The legendary 70-year-old flagship location of Biggie’s Clam Bar at 318 Madison St. in Hoboken will close permanently by Oct. 3. The owners will move their operations to their newer Newark Street location.
For decades, the family-owned and operated Madison Street shop has served up sandwiches, salads, soups, and seafood.
The decision to close the original location was a long time in the making, according to Steven and Michael Ranuro, brothers who have been in the family business for years. This is mostly due to a shift in concept and the evolution of the business, according to Michael.
“The business has evolved just like people change and evolve,” said Michael. “The concept changed. We opened up Carlstadt in 2010 and it was full menu, full service, and it worked…this building is 120 years old and it’s been through Hurricane Irene, and Sandy. We knew the day was going to come eventually, so we opened a place on Newark Street.”
The owners also cited parking difficulties at the Madison Street location, particularly since a bike lane was put in.
Hoboken was a blue collar waterfront town in the 1940s when Joseph Yaccarino, “Joe Biggie,” an immigrant from Naples, went corner to corner shucking raw clams from pails to patrons.
Eventually he operated a pushcart, selling clams on the half shell for a nickel a piece. Biggie recruited his son Michael Yaccarino into the business, and in 1946 father and son opened Biggie’s Clam Bar at 318 Madison St.
In April 2010, Biggie’s began expanding when it made its Bergen County debut with a second location on Route 17 in Carlstadt. In October of 2011, Biggie’s opened another location in Kingsport, Tenn., and in April of the following year, Biggie’s opened its second Hoboken location at the former site of the Clam Broth House, 36-42 Newark St.
In October of 2013, Biggie’s opened its most recent location on Route 17 in Ramsey.
“I started working for my father when I was 15,” said Michael Yaccarino last week. “In baseball you’ve got ball boys, and the bat boy, and I was the pail boy for my father.”

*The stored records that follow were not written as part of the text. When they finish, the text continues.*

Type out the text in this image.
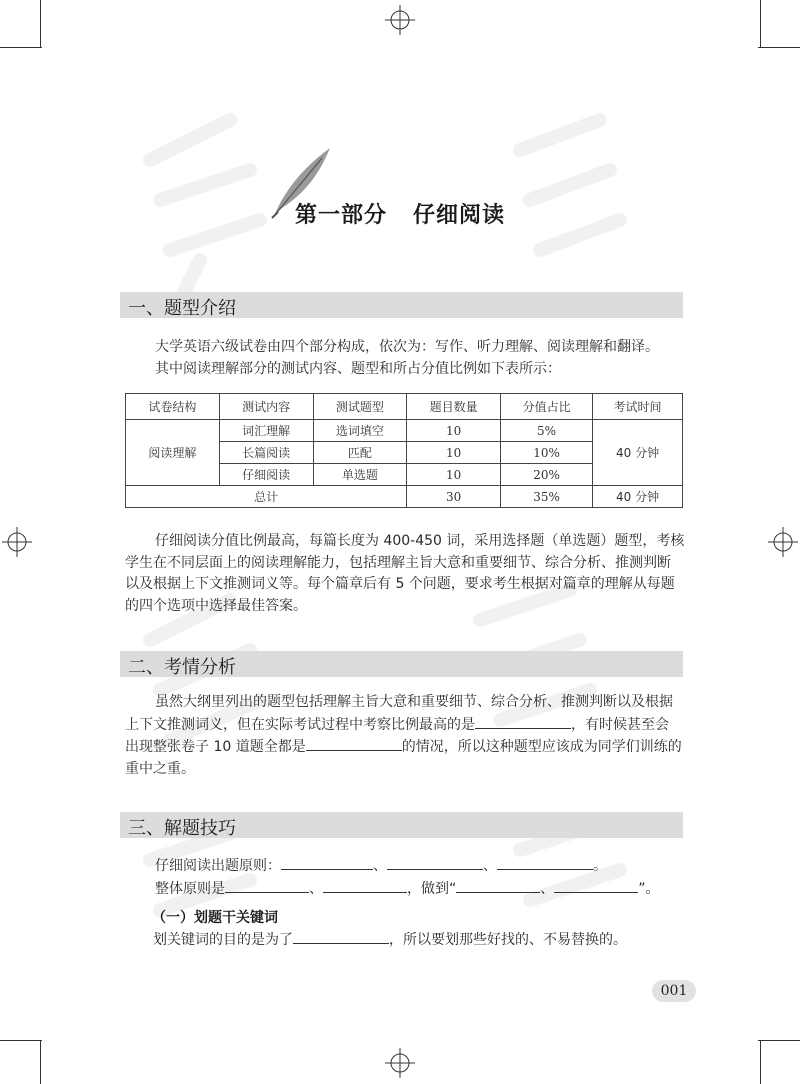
第一部分 仔细阅读
一、题型介绍
大学英语六级试卷由四个部分构成，依次为：写作、听力理解、阅读理解和翻译。
其中阅读理解部分的测试内容、题型和所占分值比例如下表所示：
试卷结构	测试内容	测试题型	题目数量	分值占比	考试时间
阅读理解	词汇理解	选词填空	10	5%	40 分钟
	长篇阅读	匹配	10	10%	
	仔细阅读	单选题	10	20%	
总计			30	35%	40 分钟
仔细阅读分值比例最高，每篇长度为 400-450 词，采用选择题（单选题）题型，考核
学生在不同层面上的阅读理解能力，包括理解主旨大意和重要细节、综合分析、推测判断
以及根据上下文推测词义等。每个篇章后有 5 个问题，要求考生根据对篇章的理解从每题
的四个选项中选择最佳答案。
二、考情分析
虽然大纲里列出的题型包括理解主旨大意和重要细节、综合分析、推测判断以及根据
上下文推测词义，但在实际考试过程中考察比例最高的是	，有时候甚至会
出现整张卷子 10 道题全都是	的情况，所以这种题型应该成为同学们训练的
重中之重。
三、解题技巧
仔细阅读出题原则：	、	、	。
整体原则是	、	，做到“	、	”。
（一）划题干关键词
划关键词的目的是为了	，所以要划那些好找的、不易替换的。
001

The Tennessee location is owned by relatives there.
The Ranuros are Michael Yaccarino’s grandsons.
Michael Ranuro added that they wanted to make sure the Newark Street location was doing well and customers enjoyed it before making the merge.
“This is a move that’s right for the town, for its people.” – Michael Yaccarino
“We don’t want to forget where we came from,” Michael said. “Is it going to be different and sad that a place closes? Yes, but we are hoping that it’s a positive.”
“We are not closing; we are just moving,” said Steven. “We have a very dedicated client base here who have been coming here for a very long time, and I don’t want them to feel that we are closing up shop and forgetting where we came from. That’s not the case at all.”
“This is a move that’s right for the town, for its people,” said Michael Yaccarino, who opened the original Biggie’s with his father. “You can go and get a martini or go to an event in the party room… and I’ll be there, shucking clams and greeting people.”
Residents and fans of the restaurant will still be able to get their favorite foods and will be introduced to new menu items not currently found on Madison Street, including pasta dishes, thin crust pizzas, and seafood from the raw bar.
The brothers are trying to make the transition as smooth as possible for their customers.
“We are going to move the phone lines and the fax lines uptown, so if you call Biggie’s, you’ll still get an answer,” said Steven.
The family says they do not plan to expand to more locations in the near future.
“We are focusing on building out other pieces of the business,” said Michael. “We will be focusing on our catering and event space next before we think about expanding.”
According to Steven, the 70th anniversary for the business will be celebrated in September, which is why the location won’t close until October.
The brothers said they are working on finalizing special anniversary plans.
The Madison Street location is a small red brick building with two outdoor picnic tables and a several tables inside. Family photos hang on the white walls. In back is an open kitchen where patrons can order and pick up food.
“We mostly handle deliveries here now,” said Steven. “Parking is near impossible now.”
Briefly double parking is no longer an option as the street’s bike lane prevents it.
The Newark Street location has booths, high-top tables, a full bar with 22 beers on tap, a raw bar, a more extensive menu, and a private event space.
They also offer several specials, including happy hour and half price raw bar on Tuesdays.
According to Michael, both locations are places where families can go and enjoy an inexpensive high quality meal with exceptional service.
The Ranuros said they don’t know yet what they will do with the Madison Street building.
Michael Ranuro pulled a picture off the wall of Biggie’s original location and pointed at a young boy in the image.
“That’s me, here, behind the counter, when I was probably 10 years old,” said Michael. “It’s a type of place where a father takes his son, and he takes his son. It’s generational and we make sure that this continues out our other places.”
Michael said, “Simple things like welcoming people, being sure to serve fresh and quality seafood, looking into somebody’s eye and shaking their hand — we want to get across that those aren’t just Madison Street values. Those are Biggie’s values.”